Europe's top rights court on Tuesday said Switzerland was not doing enough to tackle climate change, in the first such ruling on the responsibility of states in curbing global warming.

The European Court of Human Rights, part of the 46-member Council of Europe, however threw out two other cases against European states on procedural grounds.

Hopes had been high for a legal turning point ahead of the rulings in the three cases, treated as a priority by the 17 judges of the court's Grand Chamber.

In the first case, the court found that the Swiss state had violated Article 8 of the European Convention on Human Rights, which guarantees the "right to respect for private and family life", according to the ruling seen by AFP.

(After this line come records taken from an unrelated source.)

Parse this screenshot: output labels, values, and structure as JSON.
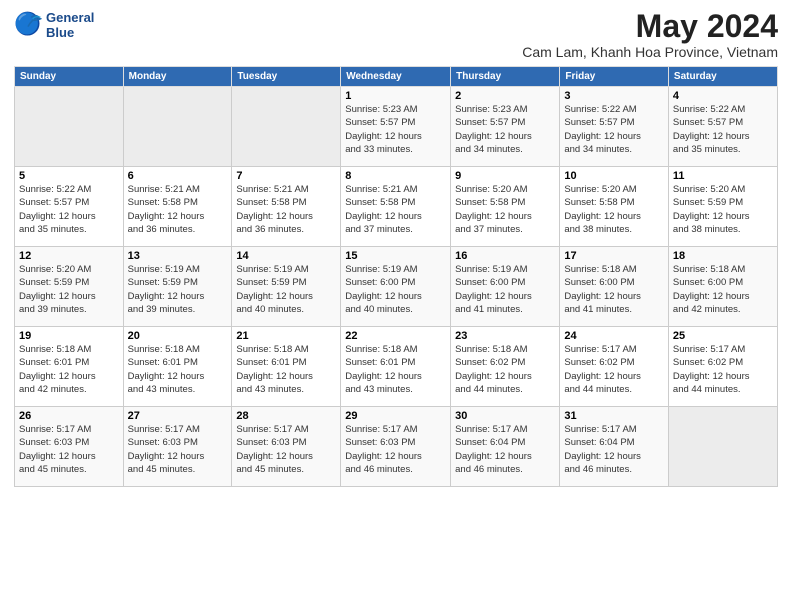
{
  "logo": {
    "line1": "General",
    "line2": "Blue"
  },
  "title": "May 2024",
  "location": "Cam Lam, Khanh Hoa Province, Vietnam",
  "days_of_week": [
    "Sunday",
    "Monday",
    "Tuesday",
    "Wednesday",
    "Thursday",
    "Friday",
    "Saturday"
  ],
  "weeks": [
    [
      {
        "day": "",
        "info": ""
      },
      {
        "day": "",
        "info": ""
      },
      {
        "day": "",
        "info": ""
      },
      {
        "day": "1",
        "info": "Sunrise: 5:23 AM\nSunset: 5:57 PM\nDaylight: 12 hours\nand 33 minutes."
      },
      {
        "day": "2",
        "info": "Sunrise: 5:23 AM\nSunset: 5:57 PM\nDaylight: 12 hours\nand 34 minutes."
      },
      {
        "day": "3",
        "info": "Sunrise: 5:22 AM\nSunset: 5:57 PM\nDaylight: 12 hours\nand 34 minutes."
      },
      {
        "day": "4",
        "info": "Sunrise: 5:22 AM\nSunset: 5:57 PM\nDaylight: 12 hours\nand 35 minutes."
      }
    ],
    [
      {
        "day": "5",
        "info": "Sunrise: 5:22 AM\nSunset: 5:57 PM\nDaylight: 12 hours\nand 35 minutes."
      },
      {
        "day": "6",
        "info": "Sunrise: 5:21 AM\nSunset: 5:58 PM\nDaylight: 12 hours\nand 36 minutes."
      },
      {
        "day": "7",
        "info": "Sunrise: 5:21 AM\nSunset: 5:58 PM\nDaylight: 12 hours\nand 36 minutes."
      },
      {
        "day": "8",
        "info": "Sunrise: 5:21 AM\nSunset: 5:58 PM\nDaylight: 12 hours\nand 37 minutes."
      },
      {
        "day": "9",
        "info": "Sunrise: 5:20 AM\nSunset: 5:58 PM\nDaylight: 12 hours\nand 37 minutes."
      },
      {
        "day": "10",
        "info": "Sunrise: 5:20 AM\nSunset: 5:58 PM\nDaylight: 12 hours\nand 38 minutes."
      },
      {
        "day": "11",
        "info": "Sunrise: 5:20 AM\nSunset: 5:59 PM\nDaylight: 12 hours\nand 38 minutes."
      }
    ],
    [
      {
        "day": "12",
        "info": "Sunrise: 5:20 AM\nSunset: 5:59 PM\nDaylight: 12 hours\nand 39 minutes."
      },
      {
        "day": "13",
        "info": "Sunrise: 5:19 AM\nSunset: 5:59 PM\nDaylight: 12 hours\nand 39 minutes."
      },
      {
        "day": "14",
        "info": "Sunrise: 5:19 AM\nSunset: 5:59 PM\nDaylight: 12 hours\nand 40 minutes."
      },
      {
        "day": "15",
        "info": "Sunrise: 5:19 AM\nSunset: 6:00 PM\nDaylight: 12 hours\nand 40 minutes."
      },
      {
        "day": "16",
        "info": "Sunrise: 5:19 AM\nSunset: 6:00 PM\nDaylight: 12 hours\nand 41 minutes."
      },
      {
        "day": "17",
        "info": "Sunrise: 5:18 AM\nSunset: 6:00 PM\nDaylight: 12 hours\nand 41 minutes."
      },
      {
        "day": "18",
        "info": "Sunrise: 5:18 AM\nSunset: 6:00 PM\nDaylight: 12 hours\nand 42 minutes."
      }
    ],
    [
      {
        "day": "19",
        "info": "Sunrise: 5:18 AM\nSunset: 6:01 PM\nDaylight: 12 hours\nand 42 minutes."
      },
      {
        "day": "20",
        "info": "Sunrise: 5:18 AM\nSunset: 6:01 PM\nDaylight: 12 hours\nand 43 minutes."
      },
      {
        "day": "21",
        "info": "Sunrise: 5:18 AM\nSunset: 6:01 PM\nDaylight: 12 hours\nand 43 minutes."
      },
      {
        "day": "22",
        "info": "Sunrise: 5:18 AM\nSunset: 6:01 PM\nDaylight: 12 hours\nand 43 minutes."
      },
      {
        "day": "23",
        "info": "Sunrise: 5:18 AM\nSunset: 6:02 PM\nDaylight: 12 hours\nand 44 minutes."
      },
      {
        "day": "24",
        "info": "Sunrise: 5:17 AM\nSunset: 6:02 PM\nDaylight: 12 hours\nand 44 minutes."
      },
      {
        "day": "25",
        "info": "Sunrise: 5:17 AM\nSunset: 6:02 PM\nDaylight: 12 hours\nand 44 minutes."
      }
    ],
    [
      {
        "day": "26",
        "info": "Sunrise: 5:17 AM\nSunset: 6:03 PM\nDaylight: 12 hours\nand 45 minutes."
      },
      {
        "day": "27",
        "info": "Sunrise: 5:17 AM\nSunset: 6:03 PM\nDaylight: 12 hours\nand 45 minutes."
      },
      {
        "day": "28",
        "info": "Sunrise: 5:17 AM\nSunset: 6:03 PM\nDaylight: 12 hours\nand 45 minutes."
      },
      {
        "day": "29",
        "info": "Sunrise: 5:17 AM\nSunset: 6:03 PM\nDaylight: 12 hours\nand 46 minutes."
      },
      {
        "day": "30",
        "info": "Sunrise: 5:17 AM\nSunset: 6:04 PM\nDaylight: 12 hours\nand 46 minutes."
      },
      {
        "day": "31",
        "info": "Sunrise: 5:17 AM\nSunset: 6:04 PM\nDaylight: 12 hours\nand 46 minutes."
      },
      {
        "day": "",
        "info": ""
      }
    ]
  ]
}
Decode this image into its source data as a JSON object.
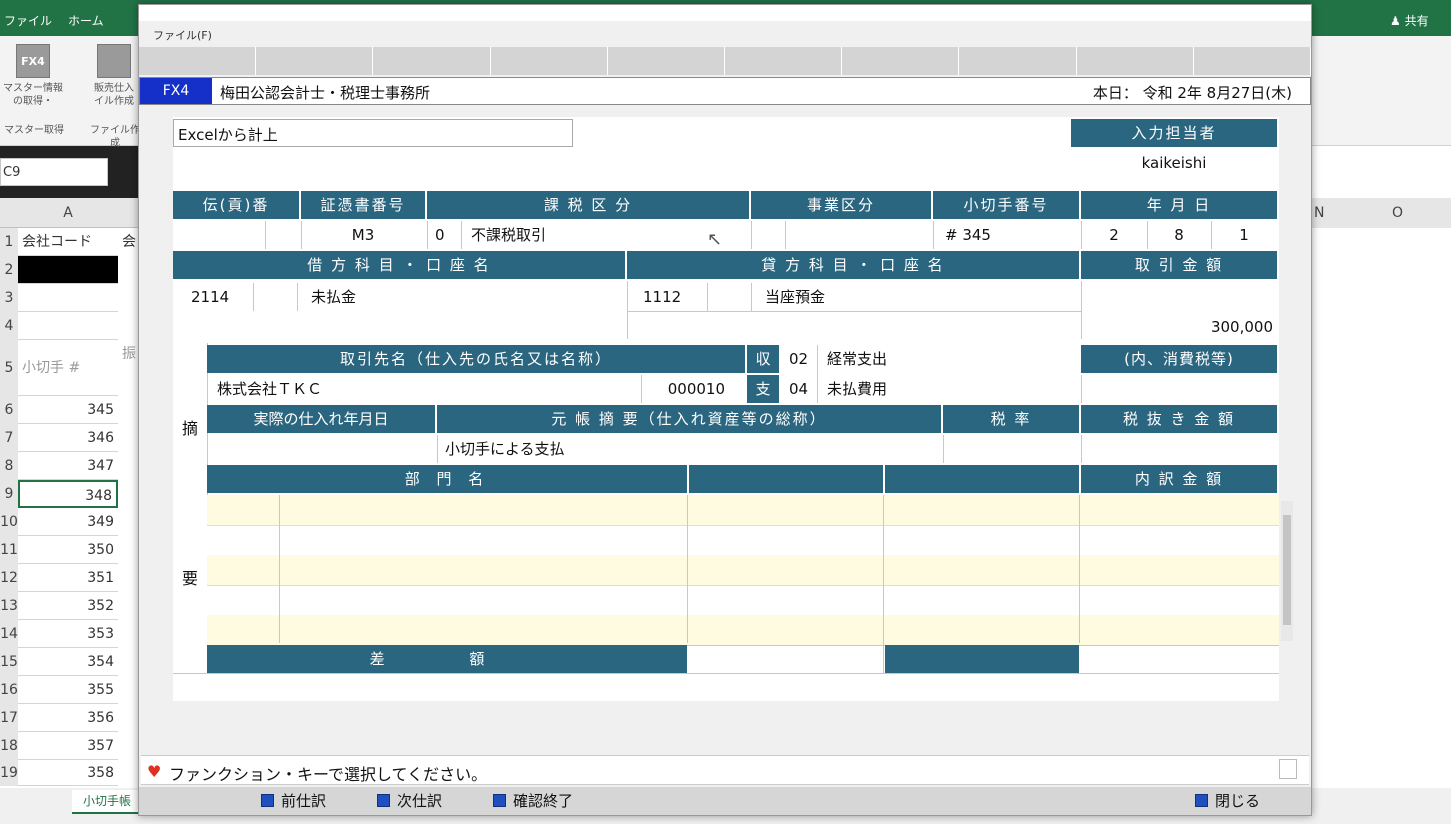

The case was brought by the Swiss Association of Elders for Climate Protection -- 2,500 women aged 73 on average -- and four of its members, who complained about the "failings of the Swiss authorities" in terms of climate protection that could "seriously harm" their health.

The court ordered the Swiss state to pay the association 80,000 euros (almost $87,000) within three months.

- 'Turning point' -

Gerry Liston, of the NGO Global Legal Action Network, said before the rulings the court's position could mark "a turning point in the global struggle for a liveable future".

He said a victory in any of the three cases could constitute "the most significant legal development on climate change for Europe since the signing of the Paris 2015 Agreement".

The Paris Agreement set targets for governments to reduce greenhouse gas emissions.

The decisions from the court in the French city of Strasbourg came as Europe's climate monitor said March this year had been the hottest on record.

In a second case, the court dismissed a petition from six Portuguese people, aged 12 to 24, against 32 states including their own because the case had not exhausted all avenues at the national level.

Their case was not only against Portugal but also 31 other states -- every European Union country, plus Norway, Switzerland, Turkey, the United Kingdom and Russia.

Almost all European countries belong to the Council of Europe, not just the 27 EU members. 

Russian was expelled from the council after its invasion of Ukraine but cases against Moscow are still heard at the court.

- 'Climate inaction' -

In a third case, the court rejected a claim from a former French mayor that the inaction of the French state posed the risk of his town being submerged under the North Sea. 

The court found that Damien Careme, former mayor of the northern French coastal town of Grande-Synthe, was not a victim in the case as he had moved to Brussels at the time of his initial complaint in 2021.

In 2019, he filed a case at France's Council of State -- its highest administrative court -- alleging "climate inaction" on the part of France.

The court ruled in favour of the municipality in July 2021 but rejected a case he'd brought in his own name, leading Careme to take it to the ECHR.

The European Convention on Human Rights does not contain any explicit provision relating to the environment.

But the court has already ruled based on its Article 8 that states have an obligation to maintain a "healthy environment", in cases relating to waste management or industrial activities.